L’émotion passa des places fashionables aux galeries et loges supérieures. Chacun s’entretenait de lady Jane B..., de S.A.R. et du diamant de la couronne.

— Voilà ce que c’est, dit mistress Crubb à mistress Foote, que de se déganter pour montrer ses bijoux.

— L’orgueil est un grand péché ! ajouta mistress Black, en faisant mine de rattacher son agrafe de cornaline, qui n’en avait pas besoin.

— Hélas ! mesdames et voisines, soupira mistress Crosscairn ; — la vanité a perdu bien des ladies.

L’entretien continua sur ce ton amusant et instructif entre ces dignes commerçantes. Plus d’un passage de la Bible fut cité par mistress Dodde, qui était presbytérienne, rétorqué par mistress Brown, qui était méthodiste, commenté par mistress Bull, qui était épiscopale, et paraphrasé par mistress Bloomberry, qui était dissidente.

— Vingt mille livres ! disait pendant cela la grosse Dorothy Burnett ; — ah ! monsieur O’Chrane, vingt mille livres !…

— Ni plus ni moins, Dorothy, mon cœur, à ce qu’il paraît, le diable m’emporte !… c’est une jolie affaire.

— Une jolie affaire, monsieur !… C’est un vol qui mérite la corde, à coup sûr !

— Que Dieu me damne, Dorothy, la corde, comme vous dites !… oui, la corde, mon cœur, de par l’enfer !

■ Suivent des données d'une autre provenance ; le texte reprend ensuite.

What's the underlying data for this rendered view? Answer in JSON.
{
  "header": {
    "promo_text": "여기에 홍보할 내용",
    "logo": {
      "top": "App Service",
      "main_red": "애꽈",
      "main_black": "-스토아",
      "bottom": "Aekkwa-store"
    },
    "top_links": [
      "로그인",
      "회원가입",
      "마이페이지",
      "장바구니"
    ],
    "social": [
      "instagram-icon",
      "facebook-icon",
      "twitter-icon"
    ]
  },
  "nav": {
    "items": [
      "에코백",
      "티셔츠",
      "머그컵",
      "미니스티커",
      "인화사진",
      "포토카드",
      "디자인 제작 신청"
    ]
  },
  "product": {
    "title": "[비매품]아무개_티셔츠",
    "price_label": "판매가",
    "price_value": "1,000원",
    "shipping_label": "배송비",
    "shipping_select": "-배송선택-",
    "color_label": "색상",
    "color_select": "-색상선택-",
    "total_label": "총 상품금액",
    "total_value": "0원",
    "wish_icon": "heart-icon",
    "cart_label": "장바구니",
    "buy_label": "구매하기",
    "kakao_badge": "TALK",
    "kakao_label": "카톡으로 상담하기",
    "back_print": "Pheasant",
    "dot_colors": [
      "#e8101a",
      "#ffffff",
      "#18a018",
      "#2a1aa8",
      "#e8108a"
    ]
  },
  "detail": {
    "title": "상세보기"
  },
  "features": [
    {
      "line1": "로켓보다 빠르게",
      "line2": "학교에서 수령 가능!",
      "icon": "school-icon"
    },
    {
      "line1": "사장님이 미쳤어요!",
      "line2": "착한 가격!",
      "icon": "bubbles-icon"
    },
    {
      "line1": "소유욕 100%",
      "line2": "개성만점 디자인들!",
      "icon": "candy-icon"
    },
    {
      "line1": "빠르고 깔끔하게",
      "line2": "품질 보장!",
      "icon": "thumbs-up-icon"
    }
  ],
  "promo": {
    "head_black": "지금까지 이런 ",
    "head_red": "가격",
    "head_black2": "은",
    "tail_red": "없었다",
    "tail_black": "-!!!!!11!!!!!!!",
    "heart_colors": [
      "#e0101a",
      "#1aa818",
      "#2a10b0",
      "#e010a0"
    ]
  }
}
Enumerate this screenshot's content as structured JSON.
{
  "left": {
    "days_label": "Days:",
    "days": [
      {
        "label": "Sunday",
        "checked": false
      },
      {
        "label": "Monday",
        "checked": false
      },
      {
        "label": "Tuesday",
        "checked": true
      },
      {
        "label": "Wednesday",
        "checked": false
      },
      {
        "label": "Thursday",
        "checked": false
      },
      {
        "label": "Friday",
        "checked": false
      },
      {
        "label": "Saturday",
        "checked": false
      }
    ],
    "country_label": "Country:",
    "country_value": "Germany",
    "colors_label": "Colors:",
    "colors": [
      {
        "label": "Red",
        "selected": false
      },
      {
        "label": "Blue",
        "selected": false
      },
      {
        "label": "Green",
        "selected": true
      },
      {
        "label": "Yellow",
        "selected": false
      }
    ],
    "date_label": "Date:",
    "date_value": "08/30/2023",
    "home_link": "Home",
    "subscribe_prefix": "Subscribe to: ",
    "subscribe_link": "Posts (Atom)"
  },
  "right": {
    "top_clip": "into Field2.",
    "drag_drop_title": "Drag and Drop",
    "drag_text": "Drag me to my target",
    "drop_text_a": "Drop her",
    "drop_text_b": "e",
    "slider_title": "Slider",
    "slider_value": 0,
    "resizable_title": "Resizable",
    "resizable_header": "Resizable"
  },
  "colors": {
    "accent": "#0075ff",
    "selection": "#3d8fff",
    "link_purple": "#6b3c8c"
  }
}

— C’est le jour des vols, s’écria le petit Français Lantures-Luces, en faisant irruption dans la loge de lady Campbell. — Voulez-vous me permettre, milady… miss, voulez-vous me permettre ?… On ne pourrait trouver, je parle très sérieusement, dans tout Londres, un plus ravissant éventail.

— Et a-t-on rejoint le voleur ? vicomte, demanda lady Campbell.

— Le voleur ? madame… Je vous prie, parlez-vous de mon voleur ou de celui de lady Jane, de mon lorgnon ou de sa bague ?

— Eh ! vicomte, on dit que le diamant valait vingt mille livres !

— Madame, S. A. R. est riche, et je ne suis qu’un pauvre gentilhomme… mon lorgnon m’avait coûté deux guinées, à Paris, rue Richelieu, — Richelieu’s-Street, — madame !… Mais ceci n’est pas la plus triste nouvelle de la journée, je parle sérieusement, et j’en sais une qui vous intéresse davantage… Ah ! voilà ce cher marquis !… Je ne vous avais pas reconnu… Comment allez-vous, très cher, je vous prie ?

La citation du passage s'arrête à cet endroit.